Friday, February 12, 2010

You should definitely have this book.

I'm slowly realizing I'm getting old and might have a few things laying around that young artists out there REALLY NEED to have. I guess I was lucky with working with the gang at Artamus Studios when I was just starting out at 19 -- those guys all had 10 years on me and would point me in the right direction. Many times they would share some cool books I never knew about, so I thought it would be fun to dig up some stuff like that to share with other 19 year-olds who might appreciate it.
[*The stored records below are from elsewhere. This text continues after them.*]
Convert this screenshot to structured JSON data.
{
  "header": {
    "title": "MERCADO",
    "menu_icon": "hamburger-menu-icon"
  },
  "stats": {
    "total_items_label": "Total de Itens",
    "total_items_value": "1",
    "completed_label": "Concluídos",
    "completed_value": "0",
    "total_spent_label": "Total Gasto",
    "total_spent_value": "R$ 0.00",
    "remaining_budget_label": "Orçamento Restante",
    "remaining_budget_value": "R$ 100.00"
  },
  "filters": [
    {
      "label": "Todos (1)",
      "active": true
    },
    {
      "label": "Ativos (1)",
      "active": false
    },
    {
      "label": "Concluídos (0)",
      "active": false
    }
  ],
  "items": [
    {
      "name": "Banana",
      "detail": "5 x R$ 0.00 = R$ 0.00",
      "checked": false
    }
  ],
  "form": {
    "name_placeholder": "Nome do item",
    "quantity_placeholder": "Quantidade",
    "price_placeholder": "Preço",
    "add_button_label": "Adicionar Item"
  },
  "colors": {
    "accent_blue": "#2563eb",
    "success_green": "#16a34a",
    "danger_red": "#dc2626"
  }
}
First up is Marvel's Bizarre Adventures #29. After seeing the VERY cool Toppi-inspired Batman covers that Dustin Nguyen did recently, it made me dig out this classic Walt Simonson job. Man, is it awesome. This job always stood out as one of Walter's best, and it's definitely the one where you can see his Toppi influence out in full force. Simonson is known for spreading the gospel of Sergio Toppi early and often, and it's fun to see how it pushed his design work and rendering style. This Bizarre Adventures is one of Marvel's black and white magazines, so it might be a little hard to track down, but it's definitely worth it. I talked to Walter about it when I had him sign my copy a million years ago and he had some great stories. It's an adaptation he did of Stephen King's The Lawnmower Man short story from Night Shift (I think that's the collection). I think it was probably the first comic book project Stephen King had been involved in and it's great that he was so loose with it and let Walter adapt the story as he saw fit. Walt said that his pages came back with King's pencil notes beneath each panel and how painful it was to erase them when he did the inking. Either that, or he didn't actually erase them -- like I said, it was a million years ago. Anyway, this story is just prime Simonson and one that you might have seen before. Go pick it up!
And, a big tip of the hat for Dustin on those Batman covers! It's really exciting to see him charged up and inspired by a master like Toppi -- and fun to see how different artists can use the same influence in different drawing styles. Always interesting to see the results.